The European CLO market finally reopened late on Monday when two new issues, first from Permira Debt Advisors and then from Apollo's Redding Ridge Asset Management, priced one after the other. Pricing details for a third deal, from KKR, emerged on Tuesday.
The market had been shut since March 11, but several managers have been exploring new deals and new structures with investors.
Permira sold Providus CLO IV via arranger Citigroup. Like the manager's previous CLOs, the underlying loans were selected according to ESG criteria.
But unlike those trades the deal is small at just €207.5m. Pricing details show five tranches rated by S&P and Fitch from Triple A to BB-, and all priced below par. Under normal market conditions only Double B and Single B tranches are routinely priced below par.
The Triple As make up some 54% of the debt structure, compared to 61% for Permira's previous CLO in June last year.
A large subordinate piece weighs in at €34.2m, or 16% of the structure. In the previous deal the subs and the Single B tranche combined made up 12%.
The non-call period and reinvestment periods are also much shorter than normal, both at one year compared to the typical two years of non-call and 4.5 years for reinvestment.
The short non-call period combined with the below-par pricing appears designed to attract investors expecting the economy and the CLO market will have recovered enough to encourage a par call after one year.
The Triple As were sold at a discount margin of 200bp over three-month Euribor, the Double As at 300bp, the Single As at 400bp, the BBB/BBB- tranche at 625bp and the BB-/BB- tranche at 1025bp.
It is not clear when the loans in the portfolio were bought. One source away from the deal said it appeared to have been downsized from an initial €350m-€400m which could indicate Permira had hoped to bring a deal less than 50% ramped up.
That would have provided it with funds to buy new loans at discounted prices, taking advantage of fallen loan prices.
Citigroup and Permira could not be reached for comment.
Market sources said another manager, Oaktree, had been exploring a new issue at a low ramp of potentially 35% two or three weeks earlier, providing firepower to pick up low-priced assets, but nothing has since been seen on that transaction.
And prices for many loans have since recovered much of the ground they had lost.
"Some managers probably took the view that they could buy performing good quality names in the 80s or 90s and run the CLO that way," one investor told IFR last week.
"But if you're now buying those loans at 95% or higher, that becomes problematic.
"And if you're buying troubled names in, say, the 70s, I don't think there are many debt investors that will give you money for that," the investor said.
Given the speed with which parts of the loan market recovered, the window for building a new CLO - given current wide prices for the debt - may well have closed.
While market participants say Permira's CLO was widely syndicated, that was not the case with the other two new issues.
Redding Ridge's CLO, arranged by BNP Paribas, was sold off an already existing SPV, Zinnia Finance, rather than a new SPV named under the manager's "RRE" series.
A source said the portfolio was already well-ramped.
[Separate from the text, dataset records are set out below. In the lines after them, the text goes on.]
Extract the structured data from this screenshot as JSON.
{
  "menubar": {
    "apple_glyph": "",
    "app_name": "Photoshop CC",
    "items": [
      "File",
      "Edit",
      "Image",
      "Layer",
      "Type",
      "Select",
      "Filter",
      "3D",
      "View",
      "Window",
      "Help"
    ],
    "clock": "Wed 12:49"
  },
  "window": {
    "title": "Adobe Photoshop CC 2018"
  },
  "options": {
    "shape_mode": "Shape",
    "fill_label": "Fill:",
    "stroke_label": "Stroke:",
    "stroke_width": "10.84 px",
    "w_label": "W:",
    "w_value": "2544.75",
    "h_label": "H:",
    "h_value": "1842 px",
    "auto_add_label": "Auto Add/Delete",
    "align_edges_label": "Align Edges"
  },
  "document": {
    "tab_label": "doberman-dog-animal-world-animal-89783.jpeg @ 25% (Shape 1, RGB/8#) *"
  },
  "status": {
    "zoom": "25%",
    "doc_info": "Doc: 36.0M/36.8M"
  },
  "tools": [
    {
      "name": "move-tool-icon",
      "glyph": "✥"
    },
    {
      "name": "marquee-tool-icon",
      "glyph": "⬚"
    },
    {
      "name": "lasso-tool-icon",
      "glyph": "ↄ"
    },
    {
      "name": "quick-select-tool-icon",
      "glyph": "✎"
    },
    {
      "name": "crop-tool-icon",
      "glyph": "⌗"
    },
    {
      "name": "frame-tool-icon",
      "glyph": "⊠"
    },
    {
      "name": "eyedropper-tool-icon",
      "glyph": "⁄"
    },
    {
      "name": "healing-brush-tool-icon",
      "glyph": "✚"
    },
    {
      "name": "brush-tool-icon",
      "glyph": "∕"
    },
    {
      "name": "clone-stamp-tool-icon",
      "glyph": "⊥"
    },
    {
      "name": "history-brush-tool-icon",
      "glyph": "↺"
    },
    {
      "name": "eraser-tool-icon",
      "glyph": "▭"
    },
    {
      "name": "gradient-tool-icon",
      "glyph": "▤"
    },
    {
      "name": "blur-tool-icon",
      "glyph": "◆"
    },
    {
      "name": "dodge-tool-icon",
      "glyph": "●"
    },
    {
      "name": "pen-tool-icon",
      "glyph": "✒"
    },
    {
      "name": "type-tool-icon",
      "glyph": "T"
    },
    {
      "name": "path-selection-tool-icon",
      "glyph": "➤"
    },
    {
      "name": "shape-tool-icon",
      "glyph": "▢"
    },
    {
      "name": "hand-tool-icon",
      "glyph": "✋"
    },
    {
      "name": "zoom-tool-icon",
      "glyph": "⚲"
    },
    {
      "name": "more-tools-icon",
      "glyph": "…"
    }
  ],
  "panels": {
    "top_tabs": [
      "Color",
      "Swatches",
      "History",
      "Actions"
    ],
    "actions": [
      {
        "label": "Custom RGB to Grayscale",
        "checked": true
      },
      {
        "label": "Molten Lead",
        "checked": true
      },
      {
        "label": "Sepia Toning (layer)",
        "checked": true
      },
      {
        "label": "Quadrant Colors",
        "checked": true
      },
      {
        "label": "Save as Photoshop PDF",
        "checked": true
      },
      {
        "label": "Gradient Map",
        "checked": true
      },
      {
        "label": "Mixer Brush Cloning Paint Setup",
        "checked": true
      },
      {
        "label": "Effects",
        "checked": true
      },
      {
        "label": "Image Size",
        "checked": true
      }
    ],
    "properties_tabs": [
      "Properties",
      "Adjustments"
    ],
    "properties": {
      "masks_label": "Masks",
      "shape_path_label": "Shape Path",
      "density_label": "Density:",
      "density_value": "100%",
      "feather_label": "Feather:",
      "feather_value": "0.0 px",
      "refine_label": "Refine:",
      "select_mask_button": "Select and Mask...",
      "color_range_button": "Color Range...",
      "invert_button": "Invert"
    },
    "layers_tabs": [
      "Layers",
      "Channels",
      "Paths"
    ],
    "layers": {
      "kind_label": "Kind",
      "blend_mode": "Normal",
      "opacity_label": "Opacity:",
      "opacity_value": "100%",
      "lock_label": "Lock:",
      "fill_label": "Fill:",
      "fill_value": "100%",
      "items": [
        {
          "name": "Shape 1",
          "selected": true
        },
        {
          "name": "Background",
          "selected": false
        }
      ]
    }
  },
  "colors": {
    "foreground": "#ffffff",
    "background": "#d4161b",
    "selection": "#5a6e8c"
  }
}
The deal has a longer non-call period and a longer-reinvestment period than Permira's Providus. The non-call ends in November 2021 and reinvestment can run to April 2023.
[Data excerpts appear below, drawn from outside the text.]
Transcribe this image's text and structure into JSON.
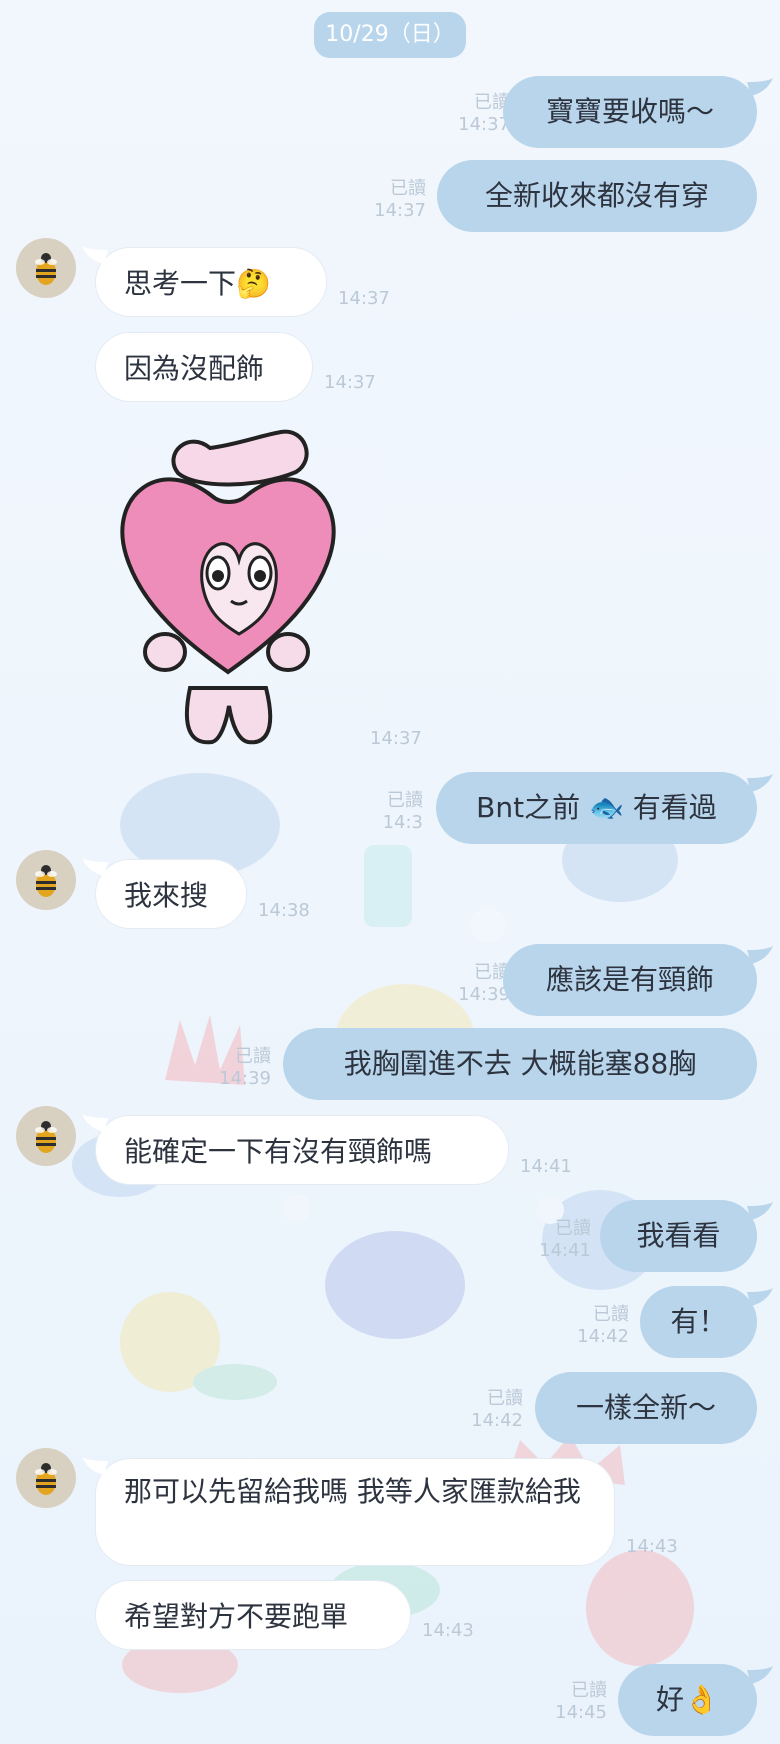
{
  "date": "10/29（日）",
  "read_label": "已讀",
  "messages": [
    {
      "text": "寶寶要收嗎～",
      "time": "14:37"
    },
    {
      "text": "全新收來都沒有穿",
      "time": "14:37"
    },
    {
      "text": "思考一下",
      "emoji": "🤔",
      "time": "14:37"
    },
    {
      "text": "因為沒配飾",
      "time": "14:37"
    },
    {
      "time": "14:37"
    },
    {
      "text_before": "Bnt之前",
      "emoji": "🐟",
      "text_after": "有看過",
      "time": "14:3"
    },
    {
      "text": "我來搜",
      "time": "14:38"
    },
    {
      "text": "應該是有頸飾",
      "time": "14:39"
    },
    {
      "text": "我胸圍進不去 大概能塞88胸",
      "time": "14:39"
    },
    {
      "text": "能確定一下有沒有頸飾嗎",
      "time": "14:41"
    },
    {
      "text": "我看看",
      "time": "14:41"
    },
    {
      "text": "有！",
      "time": "14:42"
    },
    {
      "text": "一樣全新～",
      "time": "14:42"
    },
    {
      "text": "那可以先留給我嗎 我等人家匯款給我",
      "time": "14:43"
    },
    {
      "text": "希望對方不要跑單",
      "time": "14:43"
    },
    {
      "text": "好",
      "emoji": "👌",
      "time": "14:45"
    }
  ],
  "icons": {
    "avatar": "bee-icon",
    "sticker": "pink-heart-bunny-icon",
    "thinking": "thinking-face-icon",
    "fish": "fish-icon",
    "ok": "ok-hand-icon"
  },
  "colors": {
    "background": "#edf4fb",
    "outgoing_bubble": "#b9d5eb",
    "incoming_bubble": "#ffffff",
    "date_pill": "#b9d5ec",
    "meta_text": "#bbc9d7",
    "message_text": "#2d3440"
  }
}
The €300m Zinnia sold its Class A1, rated Triple A by Moody's, S&P and KBRA, at 225bp over three-month Euribor, while the Double A rated Class A2 came at 350bp. Those tranches were priced at par.
The issue prices were not disclosed for the rest of the stack. Rated only by S&P and KBRA, the AA-/AA- tranche came at 375bp over three-month Euribor, the A-/A- at 425bp and the BBB-/BBB- at 575bp.
Pricing details for the third new issue CLO since the market shutdown, KKR's Avoca CLO XXIV, were seen on Tuesday afternoon. Citigroup arranged the €339m transaction, which has a one-year non-call and a three-year reinvestment period.
All rated notes were priced below par. The A1, rated Triple A by S&P and Fitch, printed at a 195bp DM. Coming pari-passu is a Class A2 at the same rating but subject to a Euribor cap of 1.5%.
The Double As were priced at a 275bp DM, the Single As at 375bp and the BBB-/BBB- tranche at 625bp.